Here's a little academic puzzle: how do you fit an additional four courses (12 credits) into an existing programme of 120 credits without exceeding 10 credit hours per semester within 12 semesters?

This was the puzzle that the Faculty of Education and Languages (FEL) had to solve when Bahagian Pendidikan Guru (BPG; Teacher Education Division, Ministry of Education Malaysia) asked us to incorporate four additional courses into the Bachelor of Teaching programme we run for BPG

The solution, as the Faculty worked out, was to offer the four courses online instead of in the usual blended environment.

Based on this principle, a team of us from FEL started working on a new OUM learning portal.

Our challenge was to design a suitable conceptual framework, restructure content delivery, rebuild learning support, and rethink assessment.

After tackling these challenges one by one, the Education Portal for Internet Courses (EPiC) began to take shape.

The idea of EPiC is to enable learners to control their own learning time by utilising the time pockets they have in their daily schedules.

A parallel analogy of rocks, pebbles and sand explains how learners can utilise time in this environment.

The rocks represent the learners' work and personal demands; the pebbles their existing course demands; and the sand their new, fully online course demands. The spaces between the rocks can be filled with pebbles and the spaces between the pebbles can be filled with sand.

Coming up with the portal concept and design was a big challenge that took up most of the EPiC's development time.

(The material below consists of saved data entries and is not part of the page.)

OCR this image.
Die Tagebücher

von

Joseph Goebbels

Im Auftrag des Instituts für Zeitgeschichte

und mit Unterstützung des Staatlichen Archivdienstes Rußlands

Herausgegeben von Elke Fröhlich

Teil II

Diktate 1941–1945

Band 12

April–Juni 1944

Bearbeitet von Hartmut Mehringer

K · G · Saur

After toying with several ideas, we decided that simplicity and the fun factor should drive the design and learning environment. To achieve this, we thought of Datuk Lat, whose cartoons are not only renowned and much loved, they also represent Malaysia's multicultural identity which fits perfectly with EPiC's design concept.

We approached Datuk Lat to enquire if he could contribute to the design. After some convincing, he finally agreed to contribute fresh characters to adorn EPiC because he believed in the noble cause of training teachers who in turn will be educating generations of young Malaysians.

With the design direction set, we then considered the critical importance of scaffolding the learning process of our target audience, namely in-service teachers.

To put this into practice, we structured their learning material in such a way that learners are guided to progress from the simpler Virtual Learning Environment (VLE) to the more complex Extended Learning Ecology (ELE).

To alleviate the potential loneliness of doing the courses online, two networking platforms was introduced. The first is a discussion forum that enables learners to interact with their peers and online supervisors. The other is called EPiC Community, which is a social networking site created on the Google+ platform. It is an informal avenue for learners to discuss non-academic matters, voice opinions, provide feedback, and so on.

EPiC also provides learners with an e-portfolio that collates all their work submitted online. Learners can download their e-portfolios at any time for their own records.

Our work on EPiC has been highly rewarding. It is still work-in-progress, which we aim to improve over the coming semesters. If anything, we have come to learn that technology can really do wonders when it is strategically employed to address educational demands.